If we look at habitual practices in the industry: the software from the third-party vendors is usually licensed to the company, not to particular employees (however employees work on computers where such software is installed). The court might be looking for an analogy between proprietary and free software licenses this way. But even in the case of the proprietary software, there are sometimes employees names in the software or in the license key or the employee is even forced to have an account at the software vendor or have to agree with EULA or other conditions when running the software for the first time.

I basically tend to this reading: the software is developed and used by a single entity (the company) and it is not distributed/conveyed to any other entity. The software stays on the computers owned by the company.

But it is still bit unclear – this might happen:

  • An employee takes the software from the company and publishes it somewhere else. The software had GPL license headers, so he thought that it is OK to (re)distribute it. The company might sue him for breaking the employment contract or internal rules of the company. And then the (third-party) author of the software/library might sue the company for breaking the GPL license (because „You may not impose any further restrictions“).
  • An employee is using a software (on a company’s computer) and sees in the about dialog, that given software is licensed under GPL. So he asks the employee for the source codes, and if he do not get them, he will sue the employee.

Everything depends on: was the software distributed from one legal entity (employer) to another (employee) or is it used by a single legal entity (the company as a whole)?
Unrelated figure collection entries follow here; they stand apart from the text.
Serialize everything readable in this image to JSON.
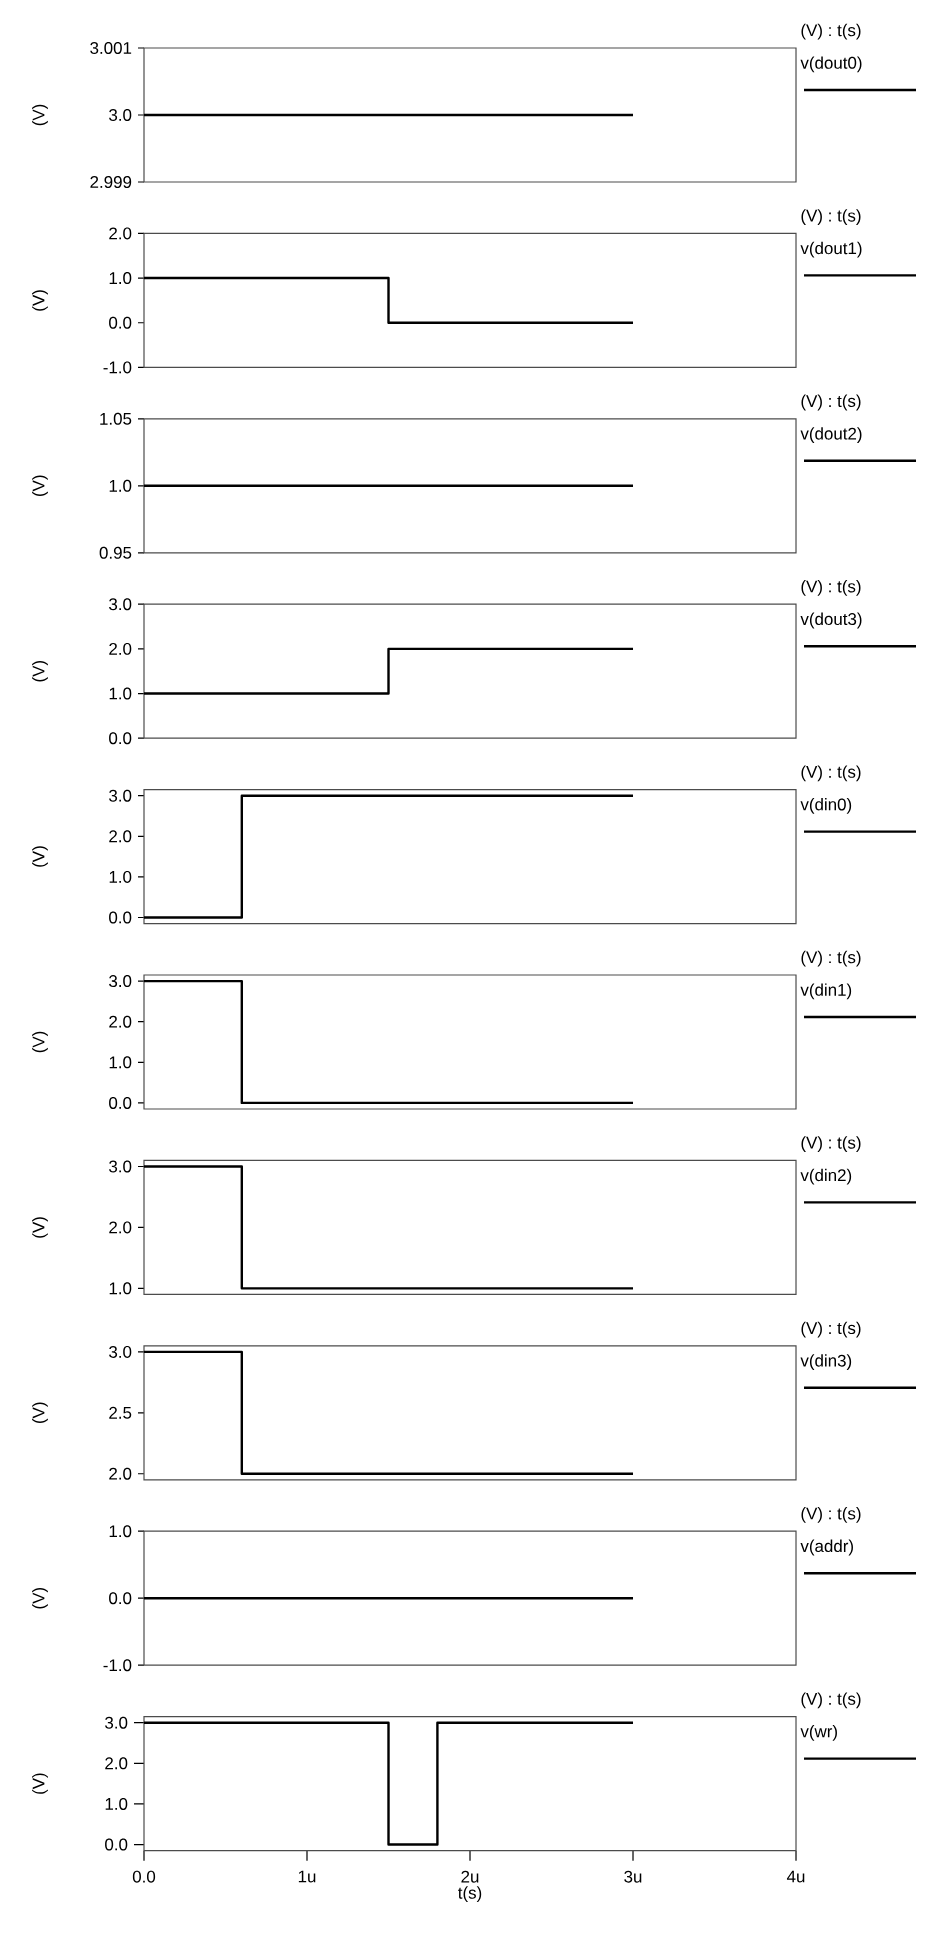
{
  "chart_data": [
    {
      "type": "step",
      "legend_title": "(V) : t(s)",
      "ylabel": "(V)",
      "legend": "right",
      "tick_labels": "y",
      "x": [
        0,
        3
      ],
      "xlim": [
        0,
        4
      ],
      "ylim": [
        2.999,
        3.001
      ],
      "yticks": [
        2.999,
        {
          "value": 3.0,
          "label": "3.0"
        },
        3.001
      ],
      "series": [
        {
          "name": "v(dout0)",
          "color": "#000000",
          "values": [
            3.0,
            3.0
          ]
        }
      ]
    },
    {
      "type": "step",
      "legend_title": "(V) : t(s)",
      "ylabel": "(V)",
      "legend": "right",
      "tick_labels": "y",
      "x": [
        0,
        1.5,
        3
      ],
      "xlim": [
        0,
        4
      ],
      "ylim": [
        -1,
        2
      ],
      "yticks": [
        {
          "value": -1,
          "label": "-1.0"
        },
        {
          "value": 0,
          "label": "0.0"
        },
        {
          "value": 1,
          "label": "1.0"
        },
        {
          "value": 2,
          "label": "2.0"
        }
      ],
      "series": [
        {
          "name": "v(dout1)",
          "color": "#000000",
          "values": [
            1,
            0,
            0
          ]
        }
      ]
    },
    {
      "type": "step",
      "legend_title": "(V) : t(s)",
      "ylabel": "(V)",
      "legend": "right",
      "tick_labels": "y",
      "x": [
        0,
        3
      ],
      "xlim": [
        0,
        4
      ],
      "ylim": [
        0.95,
        1.05
      ],
      "yticks": [
        0.95,
        {
          "value": 1.0,
          "label": "1.0"
        },
        1.05
      ],
      "series": [
        {
          "name": "v(dout2)",
          "color": "#000000",
          "values": [
            1.0,
            1.0
          ]
        }
      ]
    },
    {
      "type": "step",
      "legend_title": "(V) : t(s)",
      "ylabel": "(V)",
      "legend": "right",
      "tick_labels": "y",
      "x": [
        0,
        1.5,
        3
      ],
      "xlim": [
        0,
        4
      ],
      "ylim": [
        0,
        3
      ],
      "yticks": [
        {
          "value": 0,
          "label": "0.0"
        },
        {
          "value": 1,
          "label": "1.0"
        },
        {
          "value": 2,
          "label": "2.0"
        },
        {
          "value": 3,
          "label": "3.0"
        }
      ],
      "series": [
        {
          "name": "v(dout3)",
          "color": "#000000",
          "values": [
            1,
            2,
            2
          ]
        }
      ]
    },
    {
      "type": "step",
      "legend_title": "(V) : t(s)",
      "ylabel": "(V)",
      "legend": "right",
      "tick_labels": "y",
      "x": [
        0,
        0.6,
        3
      ],
      "xlim": [
        0,
        4
      ],
      "ylim": [
        -0.15,
        3.15
      ],
      "yticks": [
        {
          "value": 0,
          "label": "0.0"
        },
        {
          "value": 1,
          "label": "1.0"
        },
        {
          "value": 2,
          "label": "2.0"
        },
        {
          "value": 3,
          "label": "3.0"
        }
      ],
      "series": [
        {
          "name": "v(din0)",
          "color": "#000000",
          "values": [
            0,
            3,
            3
          ]
        }
      ]
    },
    {
      "type": "step",
      "legend_title": "(V) : t(s)",
      "ylabel": "(V)",
      "legend": "right",
      "tick_labels": "y",
      "x": [
        0,
        0.6,
        3
      ],
      "xlim": [
        0,
        4
      ],
      "ylim": [
        -0.15,
        3.15
      ],
      "yticks": [
        {
          "value": 0,
          "label": "0.0"
        },
        {
          "value": 1,
          "label": "1.0"
        },
        {
          "value": 2,
          "label": "2.0"
        },
        {
          "value": 3,
          "label": "3.0"
        }
      ],
      "series": [
        {
          "name": "v(din1)",
          "color": "#000000",
          "values": [
            3,
            0,
            0
          ]
        }
      ]
    },
    {
      "type": "step",
      "legend_title": "(V) : t(s)",
      "ylabel": "(V)",
      "legend": "right",
      "tick_labels": "y",
      "x": [
        0,
        0.6,
        3
      ],
      "xlim": [
        0,
        4
      ],
      "ylim": [
        0.9,
        3.1
      ],
      "yticks": [
        {
          "value": 1,
          "label": "1.0"
        },
        {
          "value": 2,
          "label": "2.0"
        },
        {
          "value": 3,
          "label": "3.0"
        }
      ],
      "series": [
        {
          "name": "v(din2)",
          "color": "#000000",
          "values": [
            3,
            1,
            1
          ]
        }
      ]
    },
    {
      "type": "step",
      "legend_title": "(V) : t(s)",
      "ylabel": "(V)",
      "legend": "right",
      "tick_labels": "y",
      "x": [
        0,
        0.6,
        3
      ],
      "xlim": [
        0,
        4
      ],
      "ylim": [
        1.95,
        3.05
      ],
      "yticks": [
        {
          "value": 2,
          "label": "2.0"
        },
        2.5,
        {
          "value": 3,
          "label": "3.0"
        }
      ],
      "series": [
        {
          "name": "v(din3)",
          "color": "#000000",
          "values": [
            3,
            2,
            2
          ]
        }
      ]
    },
    {
      "type": "step",
      "legend_title": "(V) : t(s)",
      "ylabel": "(V)",
      "legend": "right",
      "tick_labels": "y",
      "x": [
        0,
        3
      ],
      "xlim": [
        0,
        4
      ],
      "ylim": [
        -1,
        1
      ],
      "yticks": [
        {
          "value": -1,
          "label": "-1.0"
        },
        {
          "value": 0,
          "label": "0.0"
        },
        {
          "value": 1,
          "label": "1.0"
        }
      ],
      "series": [
        {
          "name": "v(addr)",
          "color": "#000000",
          "values": [
            0,
            0
          ]
        }
      ]
    },
    {
      "type": "step",
      "legend_title": "(V) : t(s)",
      "ylabel": "(V)",
      "xlabel": "t(s)",
      "legend": "right",
      "x": [
        0,
        1.5,
        1.8,
        3
      ],
      "xlim": [
        0,
        4
      ],
      "xticks": [
        {
          "value": 0,
          "label": "0.0"
        },
        {
          "value": 1,
          "label": "1u"
        },
        {
          "value": 2,
          "label": "2u"
        },
        {
          "value": 3,
          "label": "3u"
        },
        {
          "value": 4,
          "label": "4u"
        }
      ],
      "ylim": [
        -0.15,
        3.15
      ],
      "yticks": [
        {
          "value": 0,
          "label": "0.0"
        },
        {
          "value": 1,
          "label": "1.0"
        },
        {
          "value": 2,
          "label": "2.0"
        },
        {
          "value": 3,
          "label": "3.0"
        }
      ],
      "series": [
        {
          "name": "v(wr)",
          "color": "#000000",
          "values": [
            3,
            0,
            3,
            3
          ]
        }
      ]
    }
  ]
}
Do you know about any legal cases? Was this question ever resolved at a court?

In the FSF forum jfrancis found solution:

So the company do not have to worry and can include GPL libraries in their privately developed software without publishing the source code.

2 Likes

Yes, but is “the company” at all allowed to link their proprietary code with the GPL’ed code, if they do not distribute it; even if they do not distribute it?
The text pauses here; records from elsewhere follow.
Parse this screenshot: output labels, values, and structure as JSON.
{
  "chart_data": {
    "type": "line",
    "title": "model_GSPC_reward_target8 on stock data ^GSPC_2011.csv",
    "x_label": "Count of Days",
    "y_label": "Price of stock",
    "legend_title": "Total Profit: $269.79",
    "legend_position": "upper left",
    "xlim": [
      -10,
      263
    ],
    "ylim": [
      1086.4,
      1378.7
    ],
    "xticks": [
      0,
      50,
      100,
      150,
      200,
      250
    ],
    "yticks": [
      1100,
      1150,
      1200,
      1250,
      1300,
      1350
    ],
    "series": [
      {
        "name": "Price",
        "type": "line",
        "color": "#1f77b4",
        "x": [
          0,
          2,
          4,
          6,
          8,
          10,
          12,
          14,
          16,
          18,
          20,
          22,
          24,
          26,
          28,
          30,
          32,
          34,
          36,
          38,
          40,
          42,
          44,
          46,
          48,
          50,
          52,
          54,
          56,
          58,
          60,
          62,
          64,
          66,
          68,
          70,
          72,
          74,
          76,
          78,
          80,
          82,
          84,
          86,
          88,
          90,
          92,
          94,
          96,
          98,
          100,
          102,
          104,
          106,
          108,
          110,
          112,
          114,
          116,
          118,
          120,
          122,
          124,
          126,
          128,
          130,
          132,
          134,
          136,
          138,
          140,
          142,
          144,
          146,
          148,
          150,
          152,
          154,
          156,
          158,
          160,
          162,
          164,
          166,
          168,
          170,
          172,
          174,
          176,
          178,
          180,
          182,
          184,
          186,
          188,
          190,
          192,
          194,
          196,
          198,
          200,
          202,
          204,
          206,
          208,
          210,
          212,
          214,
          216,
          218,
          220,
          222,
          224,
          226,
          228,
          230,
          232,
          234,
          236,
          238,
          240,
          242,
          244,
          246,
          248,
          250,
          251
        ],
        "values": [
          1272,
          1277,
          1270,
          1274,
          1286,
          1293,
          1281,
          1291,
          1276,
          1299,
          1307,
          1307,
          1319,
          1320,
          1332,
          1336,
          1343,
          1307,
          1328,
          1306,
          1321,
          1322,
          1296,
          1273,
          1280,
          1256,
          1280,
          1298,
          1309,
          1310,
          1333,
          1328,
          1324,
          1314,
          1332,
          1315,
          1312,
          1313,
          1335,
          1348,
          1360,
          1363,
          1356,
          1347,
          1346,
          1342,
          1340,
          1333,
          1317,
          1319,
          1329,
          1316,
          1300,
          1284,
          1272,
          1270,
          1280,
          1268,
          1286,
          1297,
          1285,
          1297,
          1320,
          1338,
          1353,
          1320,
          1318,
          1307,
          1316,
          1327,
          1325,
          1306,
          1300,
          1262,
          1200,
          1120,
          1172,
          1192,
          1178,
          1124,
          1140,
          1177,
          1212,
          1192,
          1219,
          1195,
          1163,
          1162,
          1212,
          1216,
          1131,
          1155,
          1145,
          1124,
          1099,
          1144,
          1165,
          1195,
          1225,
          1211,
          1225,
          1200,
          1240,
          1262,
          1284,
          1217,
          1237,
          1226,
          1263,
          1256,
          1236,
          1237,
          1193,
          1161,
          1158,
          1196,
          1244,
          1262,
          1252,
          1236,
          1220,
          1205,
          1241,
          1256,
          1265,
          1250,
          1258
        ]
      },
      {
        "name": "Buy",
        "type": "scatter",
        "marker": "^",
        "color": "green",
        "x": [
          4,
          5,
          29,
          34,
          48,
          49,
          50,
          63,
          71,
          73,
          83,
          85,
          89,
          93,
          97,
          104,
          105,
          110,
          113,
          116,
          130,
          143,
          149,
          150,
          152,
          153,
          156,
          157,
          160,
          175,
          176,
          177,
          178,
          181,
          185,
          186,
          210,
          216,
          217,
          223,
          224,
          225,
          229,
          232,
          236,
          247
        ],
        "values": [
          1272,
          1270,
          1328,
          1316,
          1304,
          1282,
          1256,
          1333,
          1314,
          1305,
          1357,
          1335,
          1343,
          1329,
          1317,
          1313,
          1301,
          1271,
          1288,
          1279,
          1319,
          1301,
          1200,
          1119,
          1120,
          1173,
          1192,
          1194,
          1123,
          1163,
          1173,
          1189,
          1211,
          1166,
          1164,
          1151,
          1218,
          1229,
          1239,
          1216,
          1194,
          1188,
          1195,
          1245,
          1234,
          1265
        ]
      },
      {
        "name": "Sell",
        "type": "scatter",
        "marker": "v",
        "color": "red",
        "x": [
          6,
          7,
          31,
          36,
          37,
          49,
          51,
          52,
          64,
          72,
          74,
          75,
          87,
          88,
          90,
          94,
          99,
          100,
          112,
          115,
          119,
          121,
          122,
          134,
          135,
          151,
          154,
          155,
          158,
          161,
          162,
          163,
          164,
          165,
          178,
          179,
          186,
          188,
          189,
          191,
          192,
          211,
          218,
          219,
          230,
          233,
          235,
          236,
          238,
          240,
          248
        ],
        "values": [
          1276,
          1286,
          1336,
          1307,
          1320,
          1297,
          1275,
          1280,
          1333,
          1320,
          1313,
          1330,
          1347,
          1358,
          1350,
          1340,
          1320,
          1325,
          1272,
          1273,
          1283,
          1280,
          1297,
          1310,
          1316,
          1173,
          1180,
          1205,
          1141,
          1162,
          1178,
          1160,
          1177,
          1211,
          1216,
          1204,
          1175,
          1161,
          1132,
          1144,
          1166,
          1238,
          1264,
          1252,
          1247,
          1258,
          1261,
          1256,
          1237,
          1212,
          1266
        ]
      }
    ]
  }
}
As I understand it, the company must GPL it’s own code base, but they are then not required to give the their code base to the public. And the company can prohibit it’s employees from giving out the code base to the public, since it has not “distributed” the code to the employees.

The obligations in the GPL are triggered by distribution, not by linking or any other form of usage. If there is no distribution, then the GPL-covered code can be used in any way that the company wishes.

2 Likes

Thanks for that clarification. I was not aware of that. Is it possible for you to refer to specific region in the license, which states so?